In the film Just Mercy directed by Destin Daniel Cretton, a young lawyer named Bryan Stevenson (Michael B. Jordan) moves to Alabama to start a nonprofit organization focused on liberating people wrongfully convicted and sentenced to death row because of racial discrimination. Stevenson’s main case through out the entirety of the movie is one in which a middle aged black man named Walter McMillian (Denzel Washington) has been convicted of murdering a young white woman despite the entire case being based on the false testimony of a white convict who made a plea deal in exchange. The white prosecutors chose to ignore the evidence that would have exonerated Walter McMillian and instead rigged the case to make sure he was convicted. The movie depicts the struggles of not just Mr. McMillian and his lawyer Mr. Stevenson to get the ruling overturned, but struggles of the entire black community in Monroe, Alabama against a system unequivocally in favor of whites.
The beginning of the movie immediately parallels itself with another famous depiction of racial injustice in the Unites States; To Kill a Mockingbird. Not only does Just Mercy take place in the town in which Harper Lee wrote TKAMB, but the plot revolves around the trial of a black man in a white justice system. Also furthering the prevalence of racial discrimination in both works is the name Robert E. Lee, most notably the name of the Confederate Commander during the American Civil War. The judge that first sentences Mr. McMillian is named Robert E. Lee Key, similar to the name of the man accusing Tom Robinson in TKAMB, Robert E. Lee Ewell.

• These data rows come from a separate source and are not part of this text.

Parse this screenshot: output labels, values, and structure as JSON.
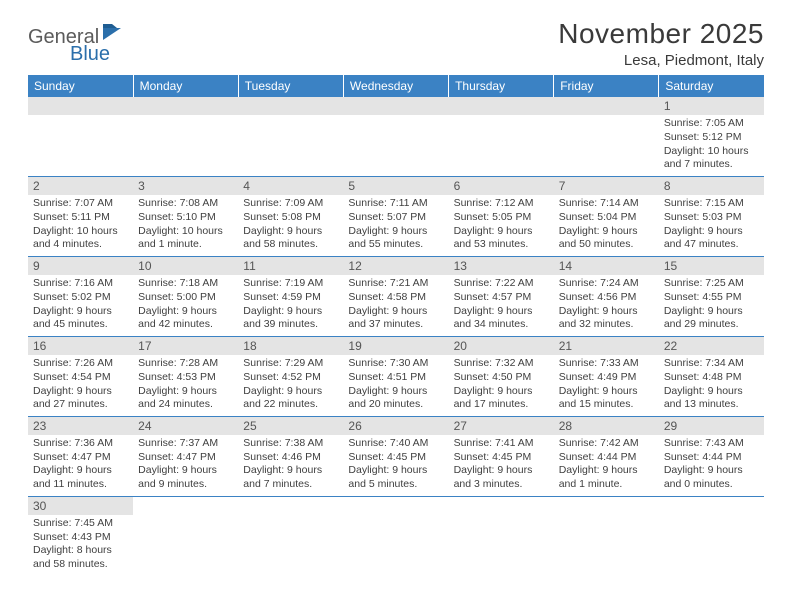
{
  "logo": {
    "general": "General",
    "blue": "Blue",
    "flag_color": "#2b6fab"
  },
  "title": "November 2025",
  "location": "Lesa, Piedmont, Italy",
  "colors": {
    "header_bg": "#3b82c4",
    "header_fg": "#ffffff",
    "daynum_bg": "#e4e4e4",
    "rule": "#3b82c4",
    "text": "#3f3f3f"
  },
  "weekdays": [
    "Sunday",
    "Monday",
    "Tuesday",
    "Wednesday",
    "Thursday",
    "Friday",
    "Saturday"
  ],
  "weeks": [
    [
      null,
      null,
      null,
      null,
      null,
      null,
      {
        "n": "1",
        "sunrise": "7:05 AM",
        "sunset": "5:12 PM",
        "daylight": "10 hours and 7 minutes."
      }
    ],
    [
      {
        "n": "2",
        "sunrise": "7:07 AM",
        "sunset": "5:11 PM",
        "daylight": "10 hours and 4 minutes."
      },
      {
        "n": "3",
        "sunrise": "7:08 AM",
        "sunset": "5:10 PM",
        "daylight": "10 hours and 1 minute."
      },
      {
        "n": "4",
        "sunrise": "7:09 AM",
        "sunset": "5:08 PM",
        "daylight": "9 hours and 58 minutes."
      },
      {
        "n": "5",
        "sunrise": "7:11 AM",
        "sunset": "5:07 PM",
        "daylight": "9 hours and 55 minutes."
      },
      {
        "n": "6",
        "sunrise": "7:12 AM",
        "sunset": "5:05 PM",
        "daylight": "9 hours and 53 minutes."
      },
      {
        "n": "7",
        "sunrise": "7:14 AM",
        "sunset": "5:04 PM",
        "daylight": "9 hours and 50 minutes."
      },
      {
        "n": "8",
        "sunrise": "7:15 AM",
        "sunset": "5:03 PM",
        "daylight": "9 hours and 47 minutes."
      }
    ],
    [
      {
        "n": "9",
        "sunrise": "7:16 AM",
        "sunset": "5:02 PM",
        "daylight": "9 hours and 45 minutes."
      },
      {
        "n": "10",
        "sunrise": "7:18 AM",
        "sunset": "5:00 PM",
        "daylight": "9 hours and 42 minutes."
      },
      {
        "n": "11",
        "sunrise": "7:19 AM",
        "sunset": "4:59 PM",
        "daylight": "9 hours and 39 minutes."
      },
      {
        "n": "12",
        "sunrise": "7:21 AM",
        "sunset": "4:58 PM",
        "daylight": "9 hours and 37 minutes."
      },
      {
        "n": "13",
        "sunrise": "7:22 AM",
        "sunset": "4:57 PM",
        "daylight": "9 hours and 34 minutes."
      },
      {
        "n": "14",
        "sunrise": "7:24 AM",
        "sunset": "4:56 PM",
        "daylight": "9 hours and 32 minutes."
      },
      {
        "n": "15",
        "sunrise": "7:25 AM",
        "sunset": "4:55 PM",
        "daylight": "9 hours and 29 minutes."
      }
    ],
    [
      {
        "n": "16",
        "sunrise": "7:26 AM",
        "sunset": "4:54 PM",
        "daylight": "9 hours and 27 minutes."
      },
      {
        "n": "17",
        "sunrise": "7:28 AM",
        "sunset": "4:53 PM",
        "daylight": "9 hours and 24 minutes."
      },
      {
        "n": "18",
        "sunrise": "7:29 AM",
        "sunset": "4:52 PM",
        "daylight": "9 hours and 22 minutes."
      },
      {
        "n": "19",
        "sunrise": "7:30 AM",
        "sunset": "4:51 PM",
        "daylight": "9 hours and 20 minutes."
      },
      {
        "n": "20",
        "sunrise": "7:32 AM",
        "sunset": "4:50 PM",
        "daylight": "9 hours and 17 minutes."
      },
      {
        "n": "21",
        "sunrise": "7:33 AM",
        "sunset": "4:49 PM",
        "daylight": "9 hours and 15 minutes."
      },
      {
        "n": "22",
        "sunrise": "7:34 AM",
        "sunset": "4:48 PM",
        "daylight": "9 hours and 13 minutes."
      }
    ],
    [
      {
        "n": "23",
        "sunrise": "7:36 AM",
        "sunset": "4:47 PM",
        "daylight": "9 hours and 11 minutes."
      },
      {
        "n": "24",
        "sunrise": "7:37 AM",
        "sunset": "4:47 PM",
        "daylight": "9 hours and 9 minutes."
      },
      {
        "n": "25",
        "sunrise": "7:38 AM",
        "sunset": "4:46 PM",
        "daylight": "9 hours and 7 minutes."
      },
      {
        "n": "26",
        "sunrise": "7:40 AM",
        "sunset": "4:45 PM",
        "daylight": "9 hours and 5 minutes."
      },
      {
        "n": "27",
        "sunrise": "7:41 AM",
        "sunset": "4:45 PM",
        "daylight": "9 hours and 3 minutes."
      },
      {
        "n": "28",
        "sunrise": "7:42 AM",
        "sunset": "4:44 PM",
        "daylight": "9 hours and 1 minute."
      },
      {
        "n": "29",
        "sunrise": "7:43 AM",
        "sunset": "4:44 PM",
        "daylight": "9 hours and 0 minutes."
      }
    ],
    [
      {
        "n": "30",
        "sunrise": "7:45 AM",
        "sunset": "4:43 PM",
        "daylight": "8 hours and 58 minutes."
      },
      null,
      null,
      null,
      null,
      null,
      null
    ]
  ]
}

The similarities between these two works and their portrayal of racial injustice is hauntingly similar, one being a novel set fifty years before the actual events that Just Mercy is based on occurred, showing the prevalence and continuation that racial injustice has had throughout American history.

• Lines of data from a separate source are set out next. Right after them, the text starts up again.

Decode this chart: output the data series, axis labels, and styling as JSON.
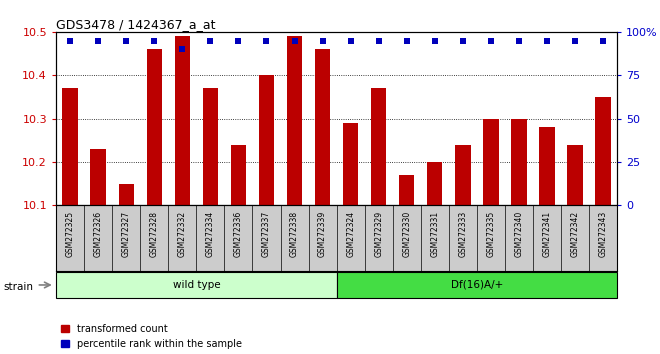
{
  "title": "GDS3478 / 1424367_a_at",
  "samples": [
    "GSM272325",
    "GSM272326",
    "GSM272327",
    "GSM272328",
    "GSM272332",
    "GSM272334",
    "GSM272336",
    "GSM272337",
    "GSM272338",
    "GSM272339",
    "GSM272324",
    "GSM272329",
    "GSM272330",
    "GSM272331",
    "GSM272333",
    "GSM272335",
    "GSM272340",
    "GSM272341",
    "GSM272342",
    "GSM272343"
  ],
  "bar_values": [
    10.37,
    10.23,
    10.15,
    10.46,
    10.49,
    10.37,
    10.24,
    10.4,
    10.49,
    10.46,
    10.29,
    10.37,
    10.17,
    10.2,
    10.24,
    10.3,
    10.3,
    10.28,
    10.24,
    10.35
  ],
  "percentile_values": [
    95,
    95,
    95,
    95,
    90,
    95,
    95,
    95,
    95,
    95,
    95,
    95,
    95,
    95,
    95,
    95,
    95,
    95,
    95,
    95
  ],
  "bar_color": "#bb0000",
  "percentile_color": "#0000bb",
  "ylim_left": [
    10.1,
    10.5
  ],
  "ylim_right": [
    0,
    100
  ],
  "yticks_left": [
    10.1,
    10.2,
    10.3,
    10.4,
    10.5
  ],
  "yticks_right": [
    0,
    25,
    50,
    75,
    100
  ],
  "ylabel_left_color": "#cc0000",
  "ylabel_right_color": "#0000cc",
  "groups": [
    {
      "label": "wild type",
      "start": 0,
      "end": 10,
      "color": "#ccffcc"
    },
    {
      "label": "Df(16)A/+",
      "start": 10,
      "end": 20,
      "color": "#44dd44"
    }
  ],
  "group_label_prefix": "strain",
  "background_color": "#ffffff",
  "plot_bg_color": "#ffffff",
  "tick_bg_color": "#cccccc",
  "grid_color": "#000000",
  "legend_items": [
    {
      "label": "transformed count",
      "color": "#bb0000"
    },
    {
      "label": "percentile rank within the sample",
      "color": "#0000bb"
    }
  ]
}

The main trials in both works, those of Tom Robinson in TKAMB and Walter McMillian in Just Mercy, both show the racial prejudice against black people in the southern United States. Neither actually committed the crime they were convicted for, both were fighting against a white system with all white juries and judges, and because of this, both had no faith in the justice system. In Just Mercy, Mr. McMillian is originally reluctant to allow Mr. Stevenson to take on his case because he thought it would be pointless due to the white judicial system that needed someone to blame for the murder of the young white woman. One of the cases that Mr. Stevenson and his coworker encounter is one where a white defense attorney states of his black client, “Mad dogs ought to die,” (00:13:30). This shows the mindset and willingness of white people, even defense attorneys assigned to black people, to readily sentence black people to the death penalty, making it hard for any black person to have faith in the justice system. In TKAMB, Tom Robinson similarly lost all faith in the justice system after he and Atticus Finch lose his case in court and he is sentenced to die. Instead of waiting for the outcome of the legal appeal process which Atticus had high hopes for, Tom Robinson decided to risk his life in an attempt to escape from prison which resulted in his death. The fact that both Mr. McMillian and Tom Robinson were so hopeless despite being innocent where they just accepted death as their fate demonstrates how strongly rooted racial injustice is within the Unites States.
Not only was this racial prejudice epitomized with the wrongful convictions of black men, it also occurred in numerous other instances in the works. In both Just Mercy and TKAMB, the black spectators of the trials were forced to sit or stand in the very back of the court room. Mr. Stevenson was also pulled over and held at gun point by police and subjected to a full strip search in the jail before meeting with his client seemingly because of the color of his skin. A black witness, Mr. Houston, was arrested for perjury by white cops after he had told the truth. Later in Just Mercy, after all the evidence had all but proven Mr. McMillian as innocent, the white prosecutor still pushed to have him put on death row. Mr.Stevenson then confronts the prosecutor and says, “Your job is not to get a conviction, it’s to achieve justice,” (01:56:30). This statement exemplifies how the white judicial system thought in a backwards way when trying a black person to a white one. The law enforcement and judicial system allowed their suspicions of black people to drive their prejudice and reasoning when it came to determining whether they were innocent or guilty. From the front lines of law enforcement all the way up to the judge’s bench, black people were inherently wrong or guilty of something, even if there was no evidence or reason for them to be other than, in the eyes of the legal system, their skin.